While the designs for the warning stickers are yet to finalized, the idea is that they will illustrate some of the possible consequences of greenhouse gas emissions — similar to the long-proposed idea of putting graphic warning images on cigarette packages.
Unsurprisingly, this marks the first time that a city anywhere in the world has decided to follow such a path — and it’s a bit hard to say whether they’ll have any, or much of, an effect at all.
Climate Progress provides more:
The City Council still has to approve designs for the stickers, but a city staff report recommended including messages such as “Get $5,000 toward a purchase of a new electric car” or “Idling your vehicle for more than 10 seconds wastes more gas than restarting your engine” on the stickers.

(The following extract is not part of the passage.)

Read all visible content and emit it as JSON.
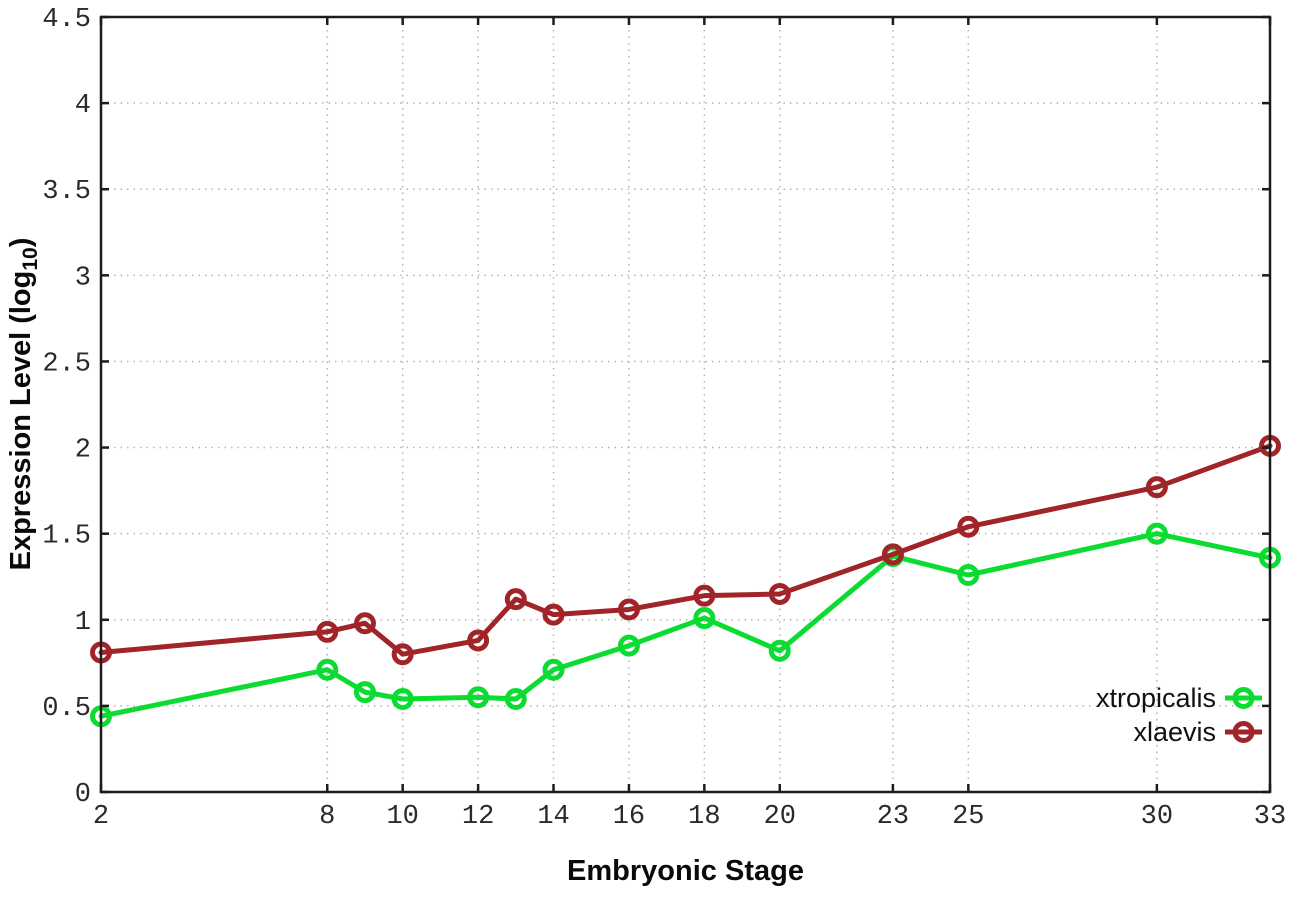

The effort to get the stickers on gas pumps is being spearheaded by a Toronto-based group called Our Horizon. Rob Shirkey, executive director of the group, told ThinkProgress that the main point of the stickers isn’t to get people to completely stop driving — it’s to change their way of thinking about climate change.

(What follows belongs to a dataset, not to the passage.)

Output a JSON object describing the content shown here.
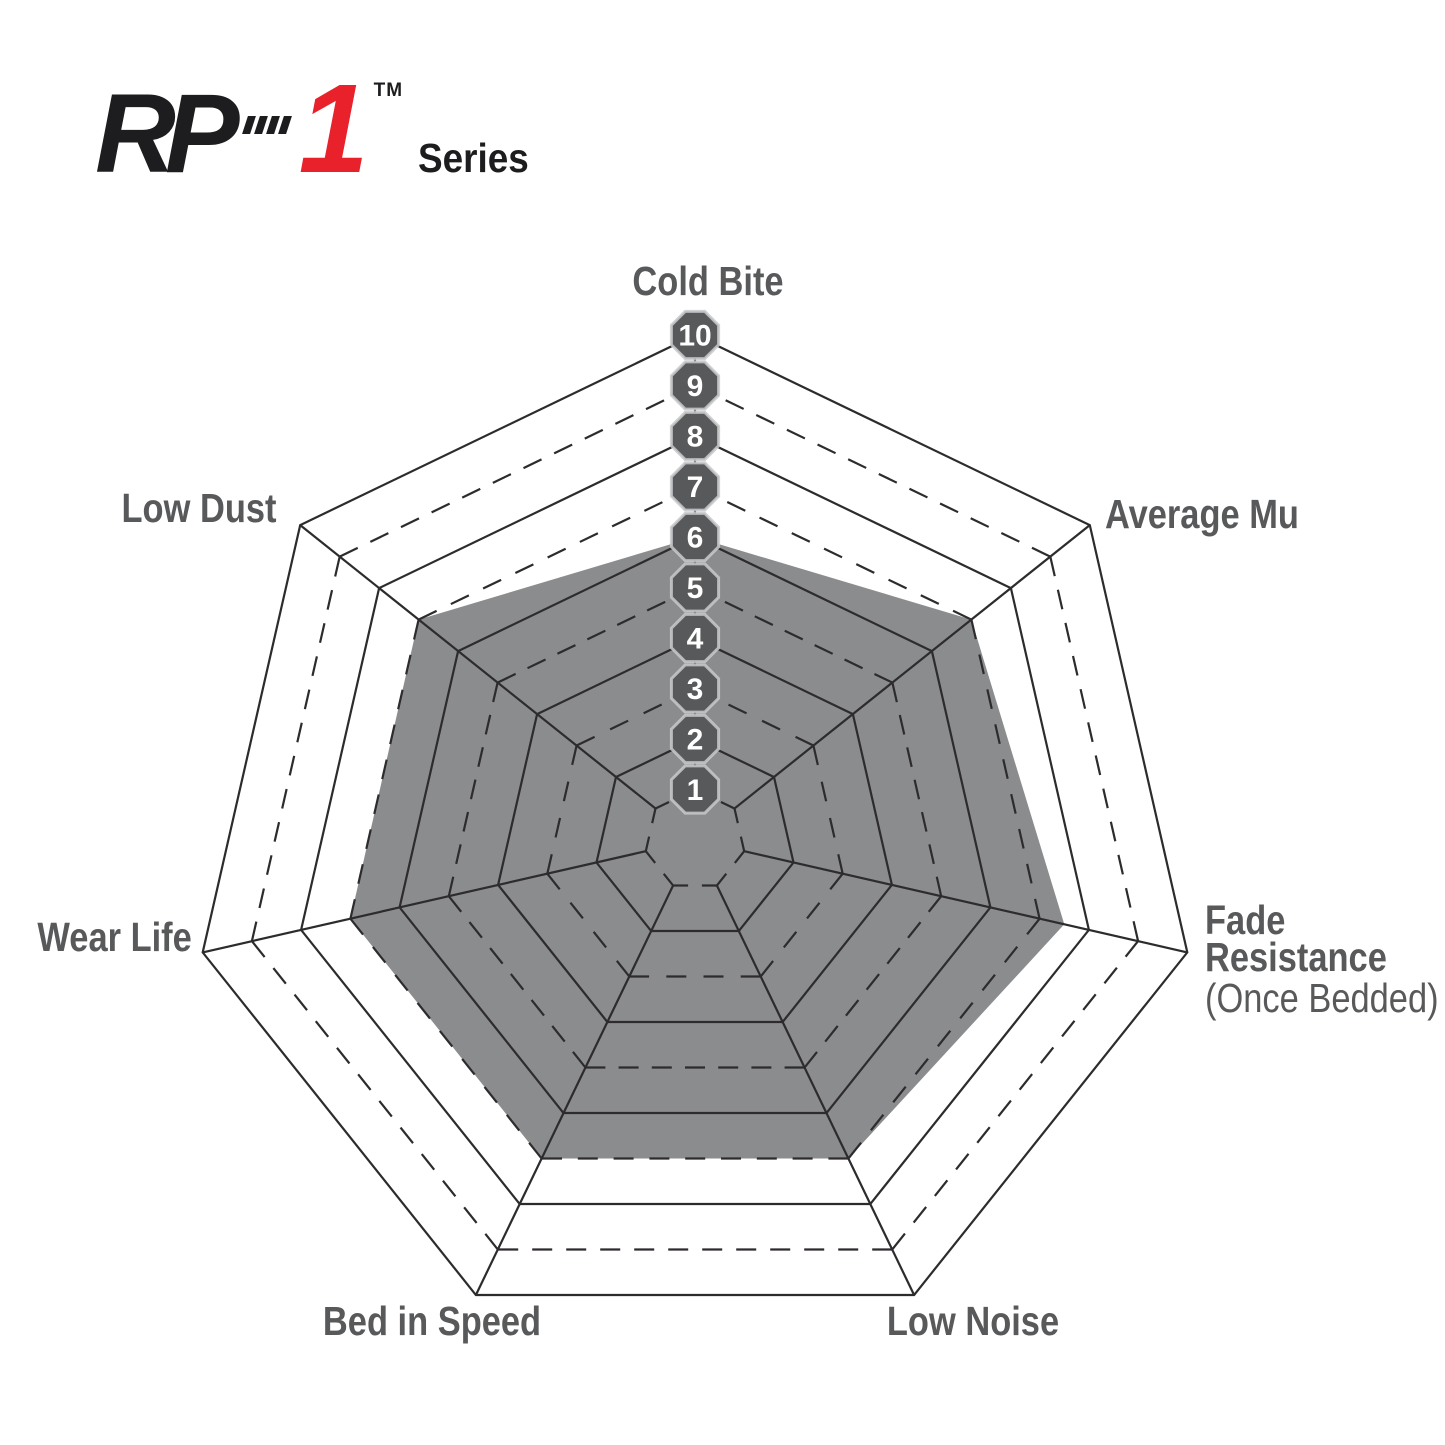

“(The goal) is not to have someone drop the pump and walk away from the vehicle,” Shirkey stated. “We have a habitual automatic downstream behavior — we don’t think about pumping gas. We all say in Canada, ‘shame on Alberta, shame on tar sands,’ but by pointing finger up-stream, we distance ourselves from the problem. We’re providing most of the demand for that product.”
“The message is that burning fossil fuels causes climate change and … to add a positive spin, here are some tips when using your automobile on how to make it more fuel efficient,” stated North Vancouver Mayor Darrell Mussatto.
The current plan is for the stickers to be implemented next year. Total costs are expected to be around $3,000–5,000 for the initiative.
Cool!
Be interesting to see if there are suits from FF companies in trade courts because the labels are hurting their profits.
Tobacco companies have two suits going – Australia and a small South American country – because their laws on cigarette labels are working.
And yeah, bring on the new “Trade Deals” and see how much worse it gets.